— А мы послушаем, что скажут передовики, — вдруг нашел он выход из своего неловкого положения.
— Правильно! Равняйся на нас! — выкрикнул все тот же молодой задорный голос.
Поднялся Василь и рассказал, какие обязательства берут на себя колхозники «Воли».
Он долго и подробно говорил о том, что сделано и что будет делаться в колхозе, для того чтобы вырастить богатый урожай.
Слушали его по-разному: большинство добродеевцев — внимательно, с интересом; из других колхозов кое-кто — с ироническими, недоверчивыми усмешками. Особенно скептически улыбался председатель колхоза Радник. А Маша вообще почти не слушала: её одолевали свои думы.

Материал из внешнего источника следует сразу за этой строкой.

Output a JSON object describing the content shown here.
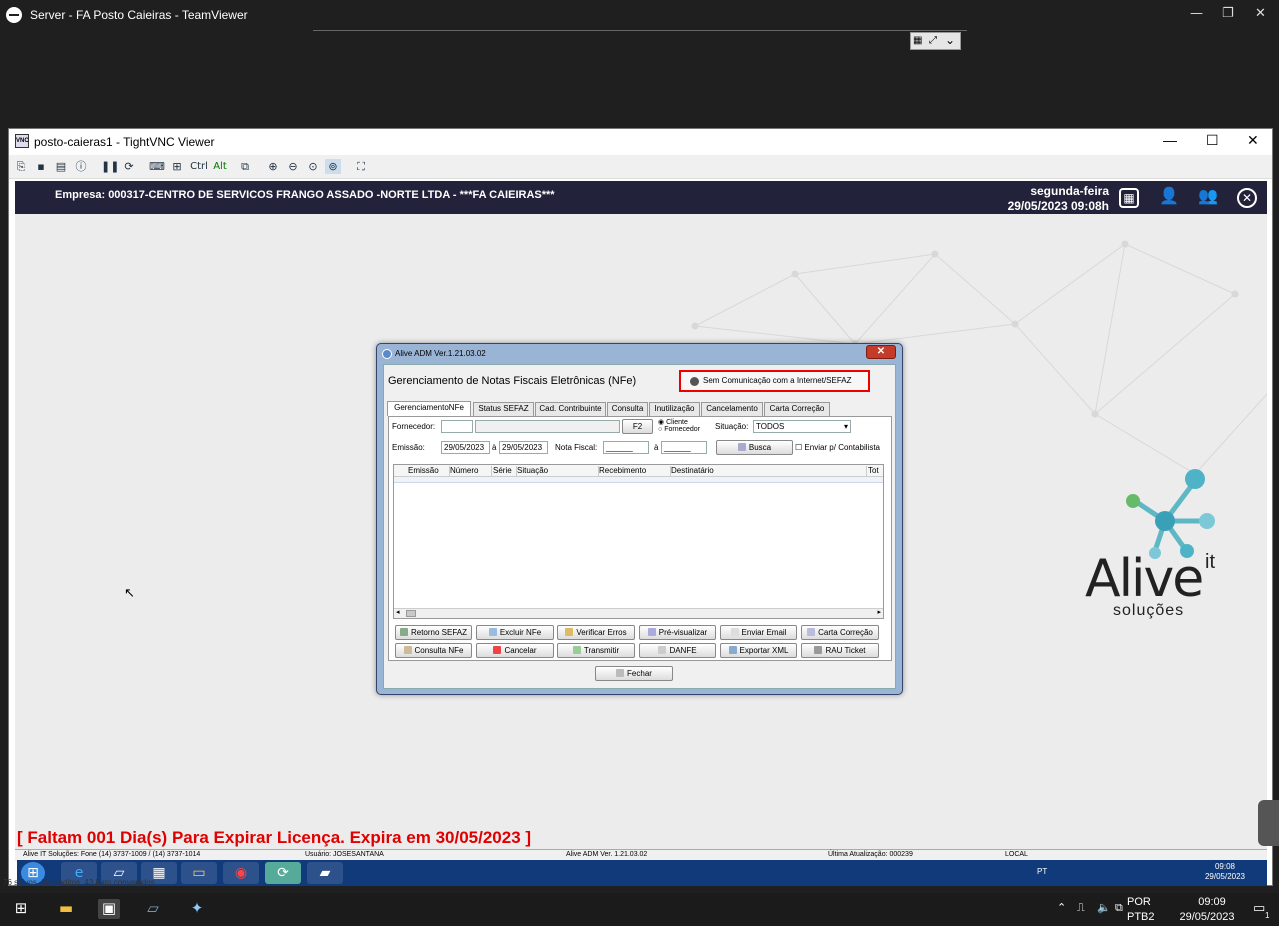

«А мы? Что скажем мы? Неужто так и промолчим? — Она вглядывалась в лицо Максима, стараясь угадать его мысли, но лицо его было неподвижно — он внимательно слушал, лишь изредка утирая платком лоб. — Неужели мы не способны вырастить такой же урожай, как в «Воле»? Разве у нас не одинаковая земля? Разве не так же светит у нас солнце и льет дождь? Нет, выступлю и скажу от своей бригады. Мы тоже можем вырастить такой урожай. А если?… — В душной комнате ей на мгновение стало холодно от этой мысли. — Если не сможем?.. Значит, я обману партийное собрание… Может, лучше промолчать? Если б это зависело только от меня, я бы ночей не спала… А то в бригаде шестьдесят трудоспособных, люди разные, по-разному относятся к работе. Нет, люди хорошие. Разве не об этом самом говорили они на последнем собрании бригады? Все сходились на том, что нужно бороться за такой урожай, как в «Воле». Нет, люди поддержат…»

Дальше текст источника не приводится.